My Assignment's : Relationships between Vladimir and Estragon
Much has been written about Samuel Beckett's Waiting for Godot, but as far as I am aware no one has compared the two characters of Vladimir and Estragon in .. wait is to be conscious of a relationship between oneself, others and time. Waiting for Godot is Samuel Beckett's most famous work. Originally written in French in , Beckett personally translated the play into English. Friendship is tricky in Waiting for Godot, as each character is fundamentally isolated What is the best term to describe Vladimir and Estragon's relationship?.
Their costumes recall the type found in burlesque or vaudeville houses. The opening scene with Estragon struggling with his boots and Vladimir doffing and donning his hat to inspect it for lice could be a part of a burlesque routine.
Waiting for Godot
Such comic episodes continue until the characters and the audiences are bored with it. Estragon represents the physical split and Vladimir the mental split of the assumed person, Estramir.
Beckett strictly limits Estragon to physical awareness. He cannot think, nor act of thinking. He never feels mentally tired, but physically; Whereas Vladimir always thinks philosophically.
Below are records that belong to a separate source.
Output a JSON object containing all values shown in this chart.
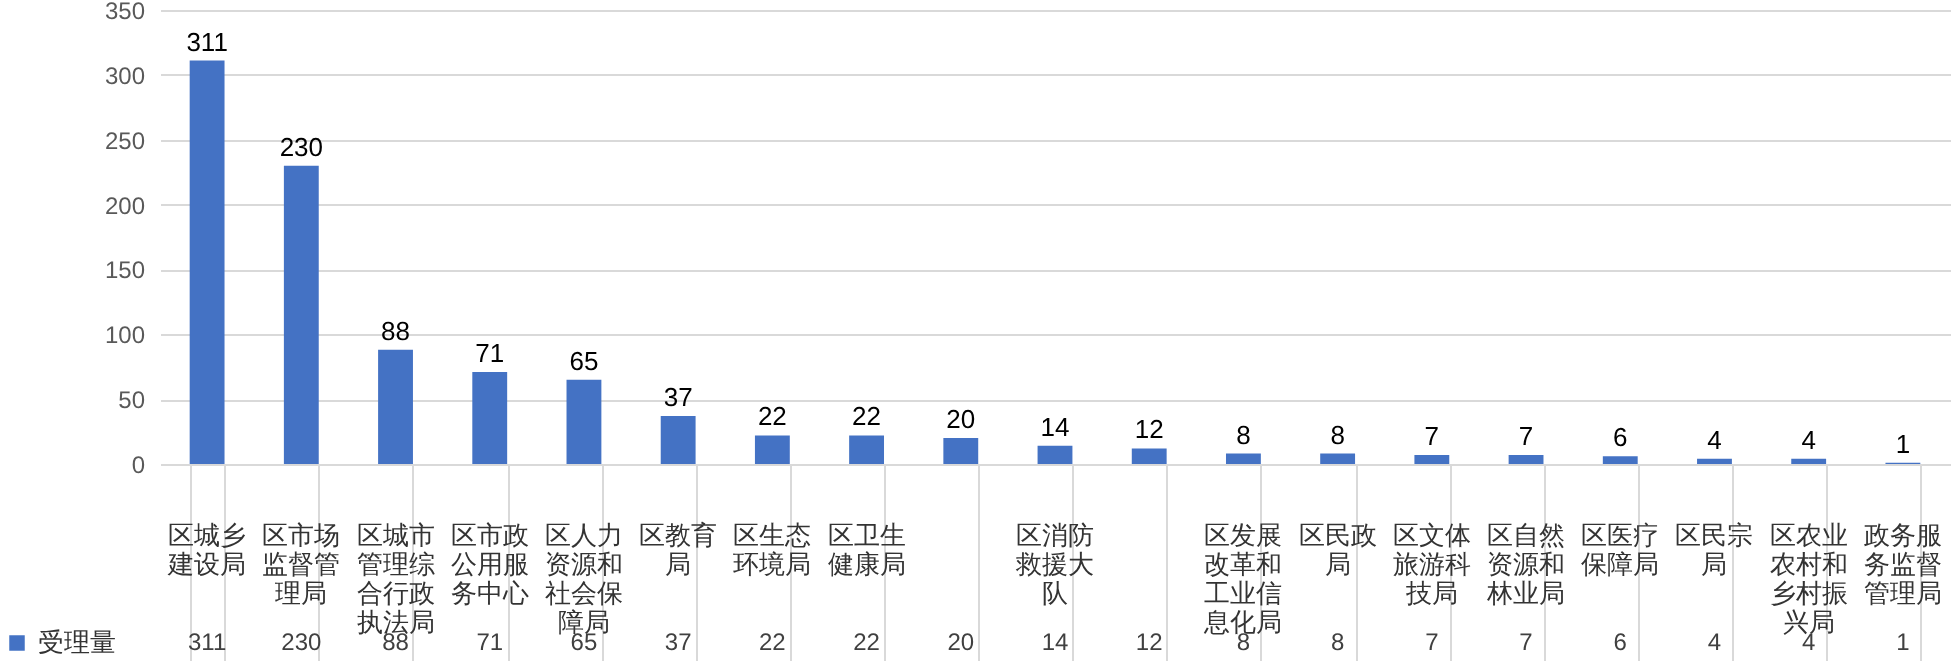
{
  "chart_data": {
    "type": "bar",
    "categories": [
      "区城乡建设局",
      "区市场监督管理局",
      "区城市管理综合行政执法局",
      "区市政公用服务中心",
      "区人力资源和社会保障局",
      "区教育局",
      "区生态环境局",
      "区卫生健康局",
      null,
      "区消防救援大队",
      null,
      "区发展改革和工业信息化局",
      "区民政局",
      "区文体旅游科技局",
      "区自然资源和林业局",
      "区医疗保障局",
      "区民宗局",
      "区农业农村和乡村振兴局",
      "政务服务监督管理局"
    ],
    "series": [
      {
        "name": "受理量",
        "color": "#4472c4",
        "values": [
          311,
          230,
          88,
          71,
          65,
          37,
          22,
          22,
          20,
          14,
          12,
          8,
          8,
          7,
          7,
          6,
          4,
          4,
          1
        ],
        "value_labels": [
          "311",
          "230",
          "88",
          "71",
          "65",
          "37",
          "22",
          "22",
          "20",
          "14",
          "12",
          "8",
          "8",
          "7",
          "7",
          "6",
          "4",
          "4",
          "1"
        ]
      }
    ],
    "ylim": [
      0,
      350
    ],
    "yticks": [
      0,
      50,
      100,
      150,
      200,
      250,
      300,
      350
    ],
    "grid": "y",
    "data_labels": true,
    "legend": "bottom"
  }
}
He also plays at thinking. He, unlike Estragon, feels mentally tired, and does not suffer physically except kidney disease. We see in this play that Estragon engaged in trying to take off and put on his boots; While Vladimir is engaged in taking off his hat, peering in it and putting it on his head.
Hat and boot represents the mentality of people's mindset. Boot is symbolized lower or poor thinking. These two extreme behaviors show the affinity of Estragon with body, and Vladimir with mind. Vladimir is the person who is aware of his own cog-like existence in the world, and says: And I resumed the struggle.
The boot is used to wear in legs, and leg has nothing to do with thinking or mind. Wherever is body, there is hunger. Throughout the play, Estragon feels hunger thrice. Once he is given bones by Pozzo. And twice he is given carrot by Vladimir. Mind never gets hungry like this; rather it helps body to get its food carrot. We do not find Vladimir being hungry, but providing Estragon with carrots. Body has nothing to do with memory and past. If it has any relation with past, it is the marks of wounds that are lefts on it.
Estragon hardly remembers about his past. Either I forget immediately or never forget.
Vladimir and Estragon
But he cannot recollect Pozzo and Lucky. He also does not identify the place; While Vladimir recognizes the place, persons, and also remembers the incidents from the past. Honour and pride are abstract things that only a mind could understand them, not a body. Estragon is found begging for money and bones. But Vladimir suggests him not to beg since they Estramir are not beggars.
Estragon, however, is dependent upon Vladimir, and essentially he performs what Vladimir tells him to do. For example, Vladimir looks after Estragon's boots, he rations out the carrots, turnips, and radishes, he comforts Estragon's pain, and he reminds Estragon of their need to wait for Godot.
The opening scene with Estragon struggling with his boots and Vladimir doffing and donning his hat to inspect it for lice could be a part of a burlesque routine. Such comic episodes continue until the characters — and the audiences — are bored with it.
Vladimir would be the equivalent of the straight man in burlesque comedy. He is also the intellectual who is concerned with a variety of ideas. Of the two, Vladimir makes the decisions and remembers significant aspects of their past. He is the one who constantly reminds Estragon that they must wait for Godot.
Vladimir seems to know more about Godot. Vladimir often sees religious or philosophical implications in their discussions of events, and he interprets their actions in religious terms; for example, he is concerned about the religious implications in such stories as the two thieves who were crucified on either side of Jesus.
Vladimir correlates some of their actions to the general concerns of mankind. In addition to the larger needs, Vladimir also looks after their physical needs. In contrast, Estragon is concerned mainly with more mundane matters: He prefers a carrot to a radish or turnip, his feet hurt, and he blames his boots; he constantly wants to leave, and it must be drilled into him that he must wait for Godot.
He remembers that he was beaten, but he sees no philosophical significance in the beating. He is willing to beg for money from a stranger Pozzoand he eats Pozzo's discarded chicken bones with no shame.
Estragon, then, is the more basic of the two.